Americans are already stretched thin. Thirty-five million — almost 15 percent of all adults — push more than $2,500 in credit card debt to the next month. If a hacker adds onto that tab without the person or bank noticing, the average consumer could find himself unable to make a payment. That could be disastrous for a person’s credit.
A credit report details virtually every debt a person has accrued, from a monthly student loan tab to the unpaid balance on a credit card from last month.
A credit score is essentially a grade for a credit report that lets lenders know how likely a person is to default on a payment. The scores can vary depending on the scoring system used but generally range from 300 to 850. The higher the number, the lower the risk that the borrower will default.
A missed payment can drive that score through the floor. If a person misses even one payment, a credit score can drop by 60 to 90 points.
Depending on the person's overall credit history, it could take years to recover. Missed payments remain on a consumer's credit report for seven years — even if he catches up on them.
Fortunately, consumers can fight back against identity thieves — and protect their credit histories in the process.
To start, consumers should be sure to review their credit report regularly — and to watch out for signs of fraud. Every American is legally entitled to one free report each year through AnnualCreditReport.com. Yet nearly two-thirds have not reviewed their credit report within the last 12 months.
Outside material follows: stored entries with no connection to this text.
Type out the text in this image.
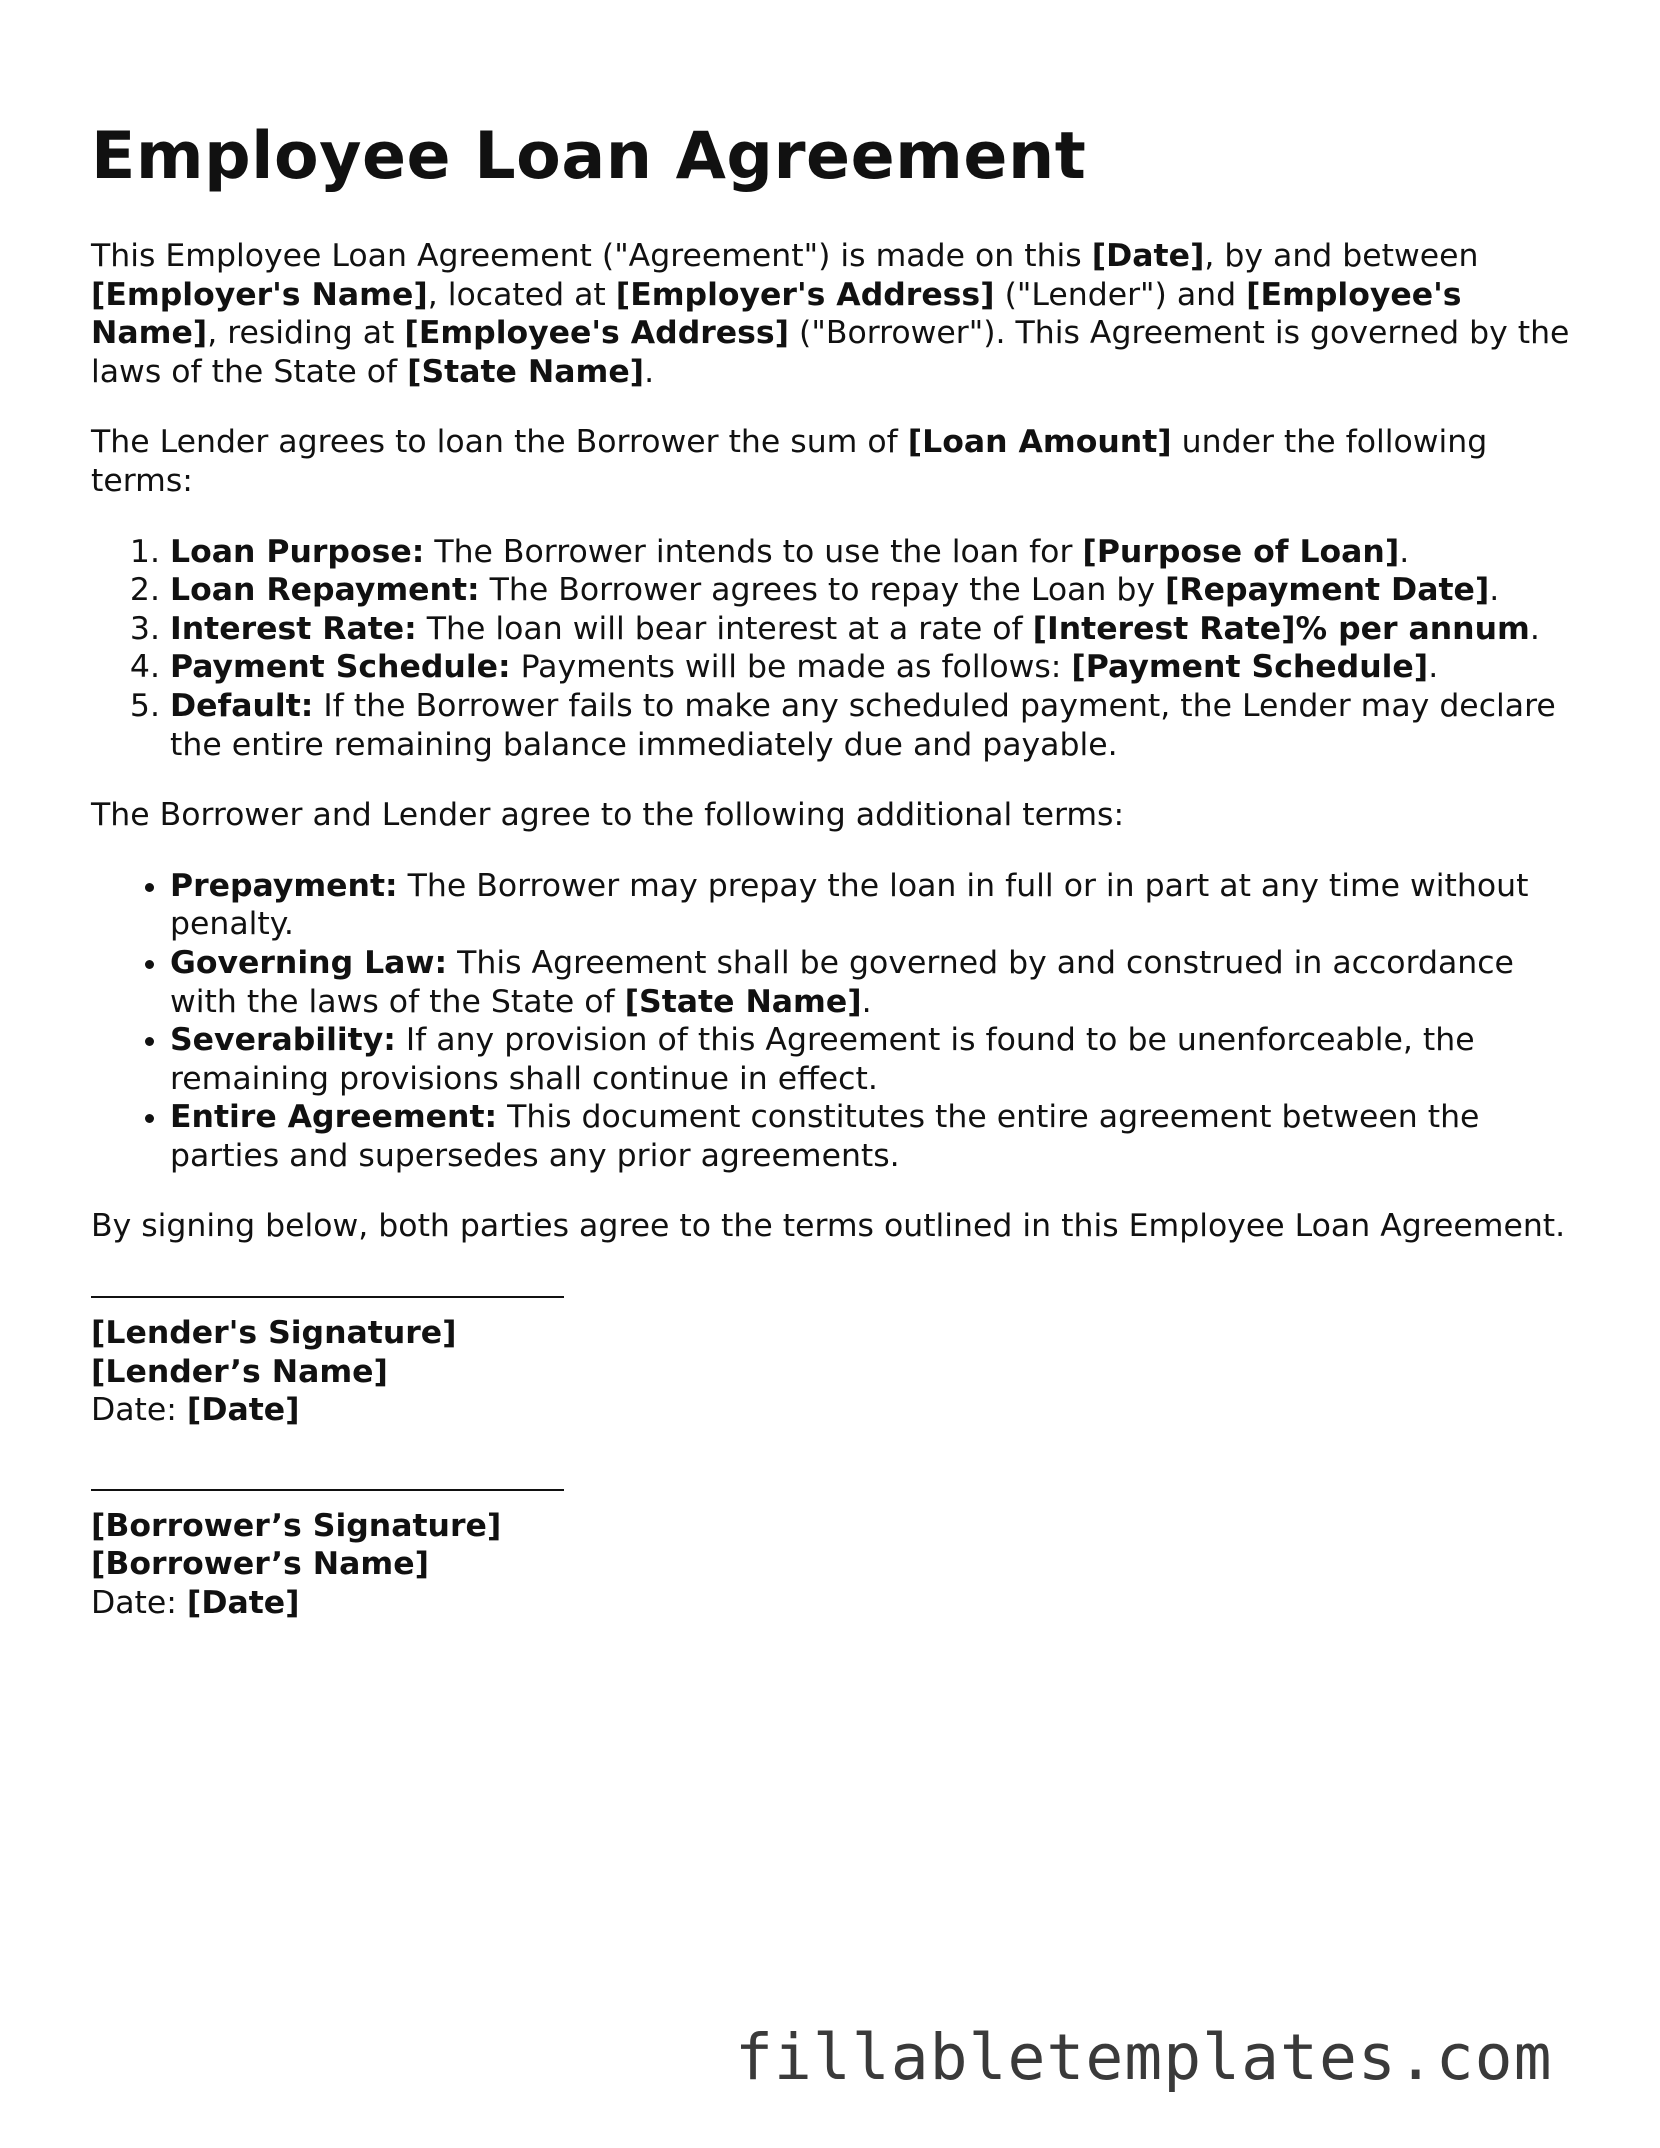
Employee Loan Agreement

This Employee Loan Agreement ("Agreement") is made on this [Date], by and between [Employer's Name], located at [Employer's Address] ("Lender") and [Employee's Name], residing at [Employee's Address] ("Borrower"). This Agreement is governed by the laws of the State of [State Name].

The Lender agrees to loan the Borrower the sum of [Loan Amount] under the following terms:

1. Loan Purpose: The Borrower intends to use the loan for [Purpose of Loan].
2. Loan Repayment: The Borrower agrees to repay the Loan by [Repayment Date].
3. Interest Rate: The loan will bear interest at a rate of [Interest Rate]% per annum.
4. Payment Schedule: Payments will be made as follows: [Payment Schedule].
5. Default: If the Borrower fails to make any scheduled payment, the Lender may declare the entire remaining balance immediately due and payable.

The Borrower and Lender agree to the following additional terms:

• Prepayment: The Borrower may prepay the loan in full or in part at any time without penalty.
• Governing Law: This Agreement shall be governed by and construed in accordance with the laws of the State of [State Name].
• Severability: If any provision of this Agreement is found to be unenforceable, the remaining provisions shall continue in effect.
• Entire Agreement: This document constitutes the entire agreement between the parties and supersedes any prior agreements.

By signing below, both parties agree to the terms outlined in this Employee Loan Agreement.

[Lender's Signature]
[Lender’s Name]
Date: [Date]
[Borrower’s Signature]
[Borrower’s Name]
Date: [Date]
fillabletemplates.com
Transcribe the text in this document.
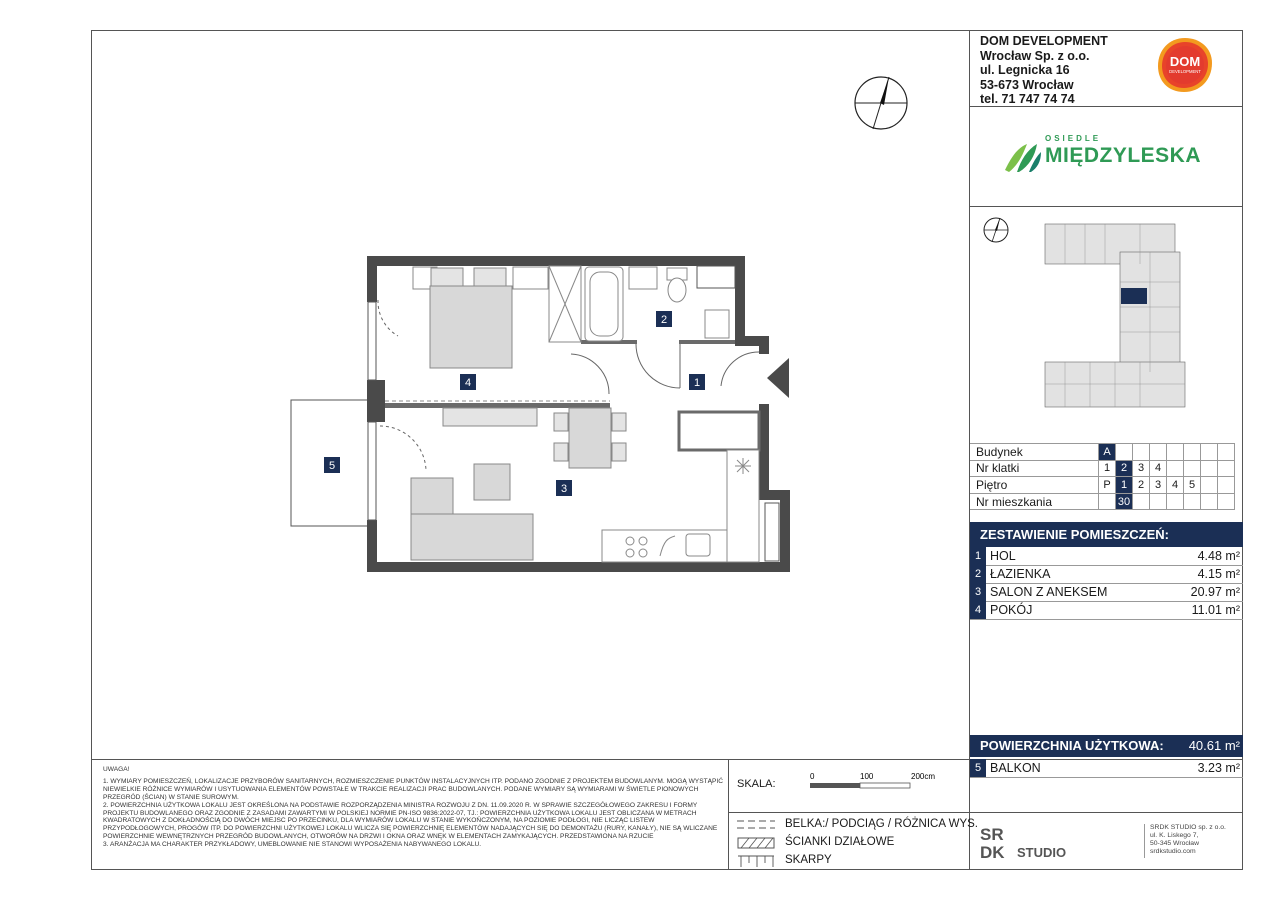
DOM DEVELOPMENT
Wrocław Sp. z o.o.
ul. Legnicka 16
53-673 Wrocław
tel. 71 747 74 74
DOM
DEVELOPMENT
OSIEDLE
MIĘDZYLESKA
Budynek	A							
Nr klatki	1	2	3	4				
Piętro	P	1	2	3	4	5		
Nr mieszkania		30						
ZESTAWIENIE POMIESZCZEŃ:
1 HOL	4.48 m²
2 ŁAZIENKA	4.15 m²
3 SALON Z ANEKSEM	20.97 m²
4 POKÓJ	11.01 m²
POWIERZCHNIA UŻYTKOWA: 40.61 m²
5 BALKON	3.23 m²
2
1
4
3
5

UWAGA!

1. WYMIARY POMIESZCZEŃ, LOKALIZACJE PRZYBORÓW SANITARNYCH, ROZMIESZCZENIE PUNKTÓW INSTALACYJNYCH ITP. PODANO ZGODNIE Z PROJEKTEM BUDOWLANYM. MOGĄ WYSTĄPIĆ NIEWIELKIE RÓŻNICE WYMIARÓW I USYTUOWANIA ELEMENTÓW POWSTAŁE W TRAKCIE REALIZACJI PRAC BUDOWLANYCH. PODANE WYMIARY SĄ WYMIARAMI W ŚWIETLE PIONOWYCH PRZEGRÓD (ŚCIAN) W STANIE SUROWYM.

2. POWIERZCHNIA UŻYTKOWA LOKALU JEST OKREŚLONA NA PODSTAWIE ROZPORZĄDZENIA MINISTRA ROZWOJU Z DN. 11.09.2020 R. W SPRAWIE SZCZEGÓŁOWEGO ZAKRESU I FORMY PROJEKTU BUDOWLANEGO ORAZ ZGODNIE Z ZASADAMI ZAWARTYMI W POLSKIEJ NORMIE PN-ISO 9836:2022-07, TJ.: POWIERZCHNIA UŻYTKOWA LOKALU JEST OBLICZANA W METRACH KWADRATOWYCH Z DOKŁADNOŚCIĄ DO DWÓCH MIEJSC PO PRZECINKU, DLA WYMIARÓW LOKALU W STANIE WYKOŃCZONYM, NA POZIOMIE PODŁOGI, NIE LICZĄC LISTEW PRZYPODŁOGOWYCH, PROGÓW ITP. DO POWIERZCHNI UŻYTKOWEJ LOKALU WLICZA SIĘ POWIERZCHNIĘ ELEMENTÓW NADAJĄCYCH SIĘ DO DEMONTAŻU (RURY, KANAŁY), NIE SĄ WLICZANE POWIERZCHNIE WEWNĘTRZNYCH PRZEGRÓD BUDOWLANYCH, OTWORÓW NA DRZWI I OKNA ORAZ WNĘK W ELEMENTACH ZAMYKAJĄCYCH. PRZEDSTAWIONA NA RZUCIE

3. ARANŻACJA MA CHARAKTER PRZYKŁADOWY, UMEBLOWANIE NIE STANOWI WYPOSAŻENIA NABYWANEGO LOKALU.

SKALA:
0	100	200cm
BELKA:/ PODCIĄG / RÓŻNICA WYS.
ŚCIANKI DZIAŁOWE
SKARPY
SR
DK STUDIO
SRDK STUDIO sp. z o.o.
ul. K. Liskego 7,
50-345 Wrocław
srdkstudio.com
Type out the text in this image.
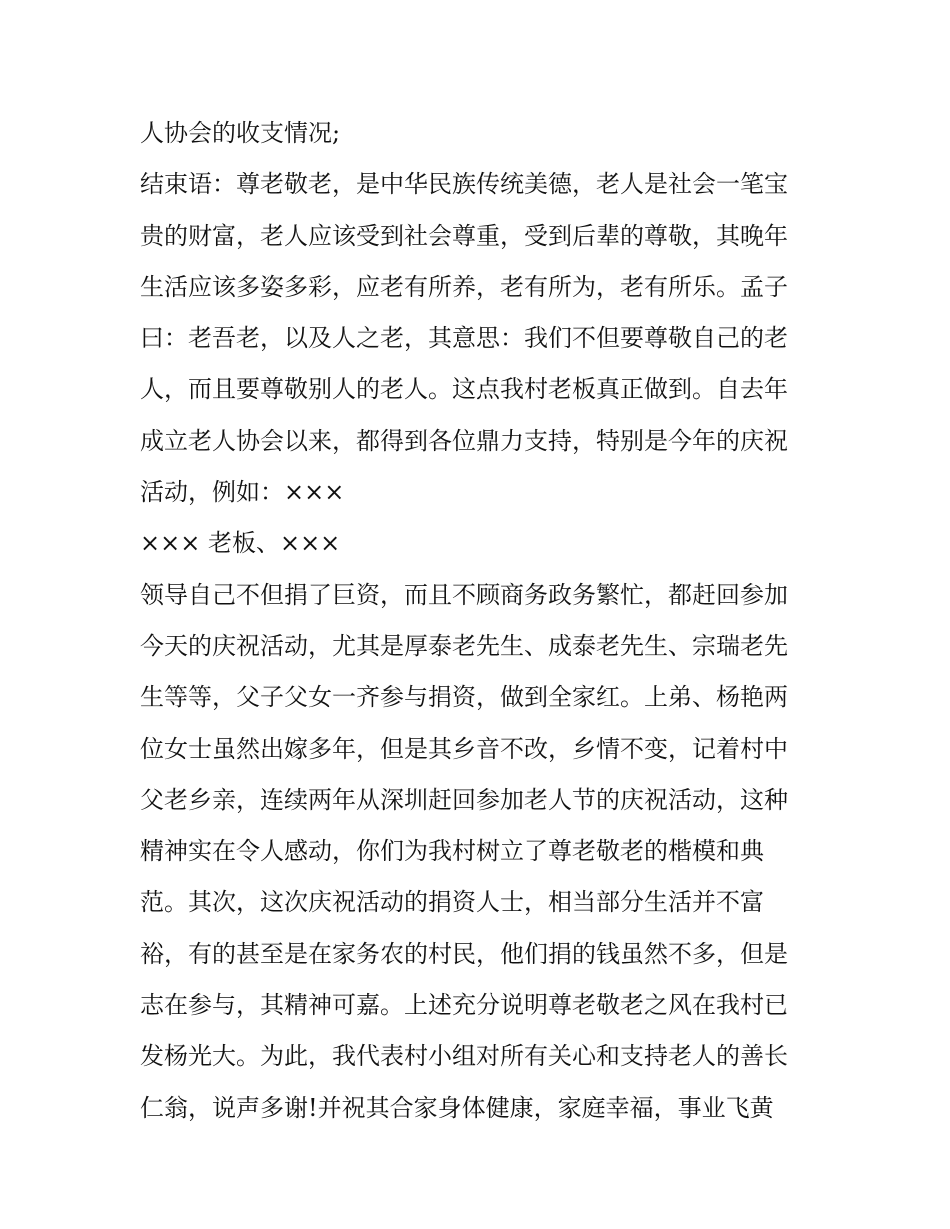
人协会的收支情况;
结束语：尊老敬老，是中华民族传统美德，老人是社会一笔宝
贵的财富，老人应该受到社会尊重，受到后辈的尊敬，其晚年
生活应该多姿多彩，应老有所养，老有所为，老有所乐。孟子
曰：老吾老，以及人之老，其意思：我们不但要尊敬自己的老
人，而且要尊敬别人的老人。这点我村老板真正做到。自去年
成立老人协会以来，都得到各位鼎力支持，特别是今年的庆祝
活动，例如：×××
××× 老板、×××
领导自己不但捐了巨资，而且不顾商务政务繁忙，都赶回参加
今天的庆祝活动，尤其是厚泰老先生、成泰老先生、宗瑞老先
生等等，父子父女一齐参与捐资，做到全家红。上弟、杨艳两
位女士虽然出嫁多年，但是其乡音不改，乡情不变，记着村中
父老乡亲，连续两年从深圳赶回参加老人节的庆祝活动，这种
精神实在令人感动，你们为我村树立了尊老敬老的楷模和典
范。其次，这次庆祝活动的捐资人士，相当部分生活并不富
裕，有的甚至是在家务农的村民，他们捐的钱虽然不多，但是
志在参与，其精神可嘉。上述充分说明尊老敬老之风在我村已
发杨光大。为此，我代表村小组对所有关心和支持老人的善长
仁翁，说声多谢!并祝其合家身体健康，家庭幸福，事业飞黄
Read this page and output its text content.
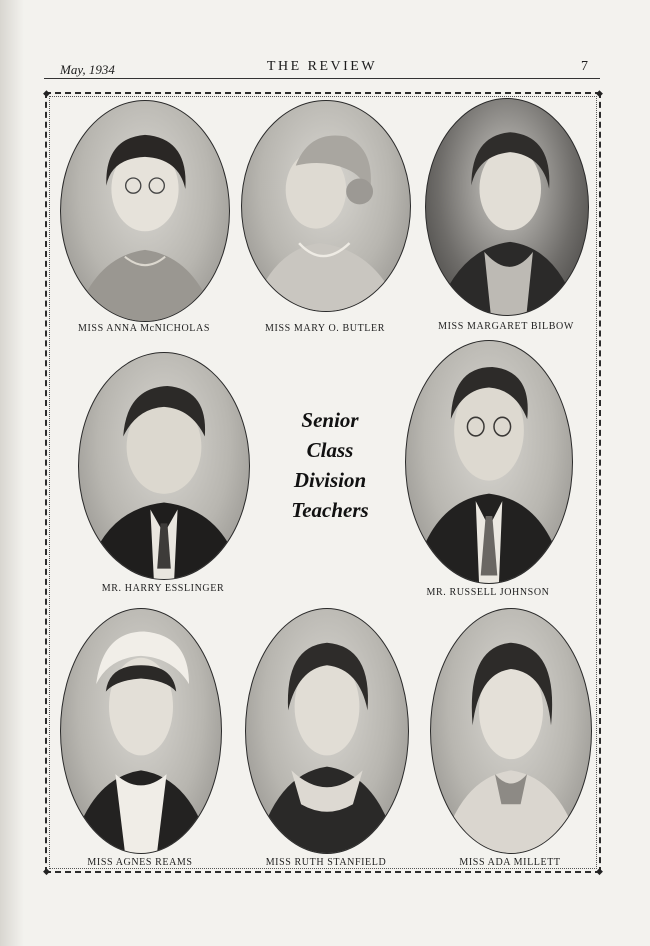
May, 1934	THE REVIEW	7
◆	◆
◆	◆
MISS ANNA McNICHOLAS	MISS MARY O. BUTLER	MISS MARGARET BILBOW
MR. HARRY ESSLINGER
Senior
Class
Division
Teachers
MR. RUSSELL JOHNSON
MISS AGNES REAMS	MISS RUTH STANFIELD	MISS ADA MILLETT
Consumers should also ensure that they shop safely online. Criminals can steal passwords and sensitive financial information from computers on unsecured, public wireless networks. Once they're online, shoppers should look for the “lock” symbol on their browser to ensure that their information is transferred securely.
Finally, consumers should scrutinize their credit card and bank statements each month for charges they don't recognize. Such charges can be the first sign of identity theft. Credit or identity monitoring services can help consumers in this effort by alerting them to potentially fraudulent activity.
With data breaches happening on a seemingly daily basis, it is more important than ever for Americans to actively protect their personal information. Consumers must take charge of their financial futures. Vigilantly monitoring their credit is one essential step in doing so.
Rod Griffin is the director of public education for Experian, a global information services group.